I had an intense and awe filled experience kayaking on windy Georgian Bay this past summer with a dear heart friend. The round rocks, the bent pines and the open water called for increased mindfulness of the mystery of life.
I adored our light filled sunrise mornings as we focused to get on the water as early as possible to avoid the afternoon winds: take down tents, eat, stuff our kayak holds and pull on our skirts and life jackets. Then that first sweet moment of sliding in to the sun drenched water.
We always intended to be off the water by early afternoon so naps, yoga, swimming and reading could unfold but sometimes the mighty and constant Wind would laugh at us, demanding surrender.
I had yearned to paddle to the Bustard Islands, gorgeous pink windswept rocks that are like a Tom Thomson painting.
As we crossed the large open water toward the islands on the third day, Wind rose and the waves began to build, flooding my boat and soaking me to the bone. At first, fear grabbed my throat as I used my full capacity to move the kayak forward and stay stable. But suddenly, I felt so alive and connected that the moment struck me with full force and fear dissolved: Be Here Now. Surrender to what is. Now, the Wind seemed playful, the sun sparkled and the kayak moved with grace.
As we rounded the edges of the islands into more protected waters, gratitude washed over me. To be alive. Here and now. With this body, mind and spirit alive.
The next night, after another challenging crossing, we camped on a wilder rock before we were heading back in to more protected waters. That night, we used mammoth rocks to tie down our tents as Wind was rising, again.
Just before midnight, thunder woke me with a startled clap right above my head, lightning lit up the tent and torrential rain began. Then, the fierce howling gale started. My tent began rocking and billowing. I held the fly and tent down tightly with my feet and body. Fear gripped me again as the tent threatened to lift off. After some time of tension, I remembered: Be Here Now. Right. Relax the body and breathe deeply.
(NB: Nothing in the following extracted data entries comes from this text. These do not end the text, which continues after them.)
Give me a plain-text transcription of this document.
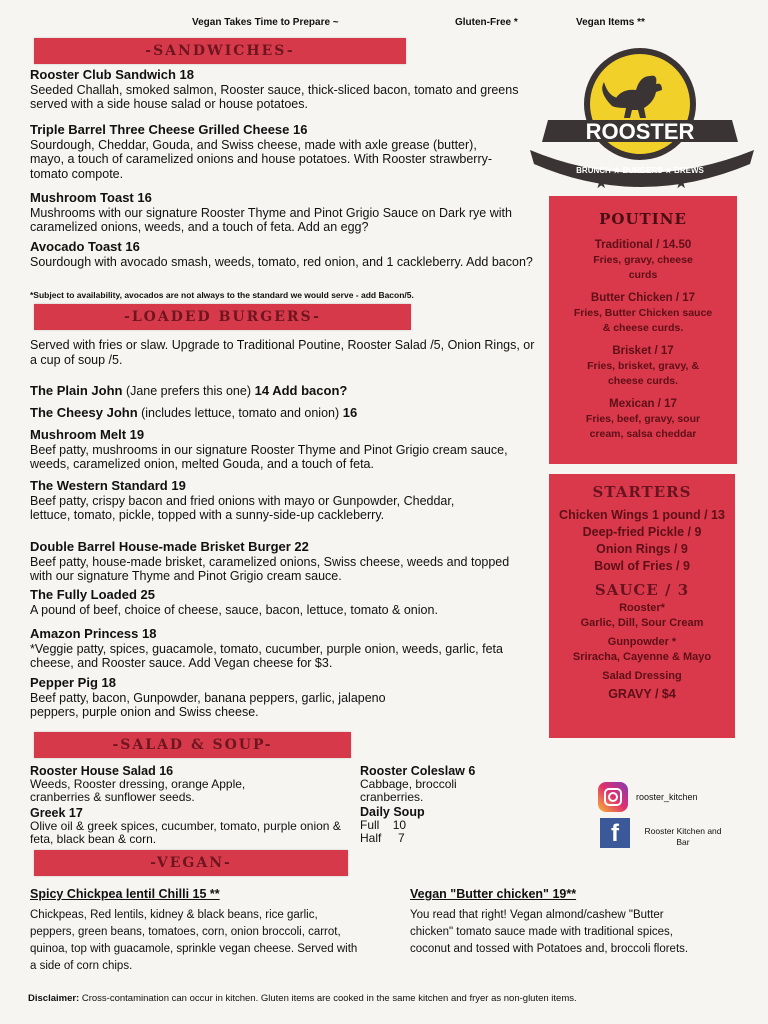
Vegan Takes Time to Prepare ~	Gluten-Free *	Vegan Items **
-SANDWICHES-
Rooster Club Sandwich 18
Seeded Challah, smoked salmon, Rooster sauce, thick-sliced bacon, tomato and greens served with a side house salad or house potatoes.
Triple Barrel Three Cheese Grilled Cheese 16
Sourdough, Cheddar, Gouda, and Swiss cheese, made with axle grease (butter), mayo, a touch of caramelized onions and house potatoes. With Rooster strawberry-tomato compote.
Mushroom Toast 16
Mushrooms with our signature Rooster Thyme and Pinot Grigio Sauce on Dark rye with caramelized onions, weeds, and a touch of feta. Add an egg?
Avocado Toast 16
Sourdough with avocado smash, weeds, tomato, red onion, and 1 cackleberry. Add bacon?
*Subject to availability, avocados are not always to the standard we would serve - add Bacon/5.
-LOADED BURGERS-
Served with fries or slaw. Upgrade to Traditional Poutine, Rooster Salad /5, Onion Rings, or a cup of soup /5.
The Plain John (Jane prefers this one) 14 Add bacon?
The Cheesy John (includes lettuce, tomato and onion) 16
Mushroom Melt 19
Beef patty, mushrooms in our signature Rooster Thyme and Pinot Grigio cream sauce, weeds, caramelized onion, melted Gouda, and a touch of feta.
The Western Standard 19
Beef patty, crispy bacon and fried onions with mayo or Gunpowder, Cheddar, lettuce, tomato, pickle, topped with a sunny-side-up cackleberry.
Double Barrel House-made Brisket Burger 22
Beef patty, house-made brisket, caramelized onions, Swiss cheese, weeds and topped with our signature Thyme and Pinot Grigio cream sauce.
The Fully Loaded 25
A pound of beef, choice of cheese, sauce, bacon, lettuce, tomato & onion.
Amazon Princess 18
*Veggie patty, spices, guacamole, tomato, cucumber, purple onion, weeds, garlic, feta cheese, and Rooster sauce. Add Vegan cheese for $3.
Pepper Pig 18
Beef patty, bacon, Gunpowder, banana peppers, garlic, jalapeno peppers, purple onion and Swiss cheese.
-SALAD & SOUP-
Rooster House Salad 16
Weeds, Rooster dressing, orange Apple, cranberries & sunflower seeds.
Greek 17
Olive oil & greek spices, cucumber, tomato, purple onion & feta, black bean & corn.
Rooster Coleslaw 6
Cabbage, broccoli cranberries.
Daily Soup
Full 10
Half 7
-VEGAN-
Spicy Chickpea lentil Chilli 15 **
Chickpeas, Red lentils, kidney & black beans, rice garlic, peppers, green beans, tomatoes, corn, onion broccoli, carrot, quinoa, top with guacamole, sprinkle vegan cheese. Served with a side of corn chips.
Vegan "Butter chicken" 19**
You read that right! Vegan almond/cashew "Butter chicken" tomato sauce made with traditional spices, coconut and tossed with Potatoes and, broccoli florets.
ROOSTER
BRUNCH ★ BURGERS ★ BREWS
★ ★ ★ ★
POUTINE
Traditional / 14.50
Fries, gravy, cheese curds
Butter Chicken / 17
Fries, Butter Chicken sauce & cheese curds.
Brisket / 17
Fries, brisket, gravy, & cheese curds.
Mexican / 17
Fries, beef, gravy, sour cream, salsa cheddar
STARTERS
Chicken Wings 1 pound / 13
Deep-fried Pickle / 9
Onion Rings / 9
Bowl of Fries / 9
SAUCE / 3
Rooster*
Garlic, Dill, Sour Cream
Gunpowder *
Sriracha, Cayenne & Mayo
Salad Dressing
GRAVY / $4
rooster_kitchen
f	Rooster Kitchen and Bar
Disclaimer: Cross-contamination can occur in kitchen. Gluten items are cooked in the same kitchen and fryer as non-gluten items.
The storm raged around me for two hours….but I was calm and alive in my nylon illusion of safety.
Nature taught us surrender in many ways. One evening after dinner we were sitting on the rocks, tired to the core, almost ready for bed, when a rattlesnake slid out of the deep water with a fiercely writhing 8 inch black cat fish in its mouth. We watched, fascinated, dosed the still flopping fish with its venom, then swallowed a bit more of it. The snake’s jaws opened wider and wider until the whole fish was inside it. You could see the fish still moving as the snake slid away. We were both rapt with awe.
I felt saturated by the sky and clouds being outside so much. Each evening, the stunning wide sky would light up with colour as the sun set, and then the full round orange moon would rise in the east.
Since the moon would rise later each night, on our last night we stayed awake late to star gaze.
As we lay on the still warm rocks in our sleeping bags, the stars began to blink into sharp light. They slowly lit up the sky, along with the gentle light of the Milky Way Galaxy. [Scientists estimate 100 billion stars in the Milky Way Galaxy, and 10 trillion galaxies….holy, that’s a lot of stars!!]
As we lay there that night, absorbing the massive distances of the galaxies and stars, we both became intensely aware of being alive and conscious in this moment. Perhaps there were other sentient beings on other planets among the vastness of the universe looking at our galaxy?
Now, as I write this to you across time and space, I am acutely aware of the 7 billion of us living on this tiny, spinning planet in the our spiral galaxy, surrounded by so many other galaxies. Our lives are awesome and weird and glorious….let’s remember that each moment is precious and stay filled with the mystery of wind and waves, and the imminence of death….and life. We are alive, right here, right now, in this immense mystery of life.
The most beautiful thing we can experience is the mysterious. It is the source of all true art and all science. He to whom this emotion is a stranger, who can no longer pause to wonder and stand rapt in awe, is as good as dead: his eyes are closed.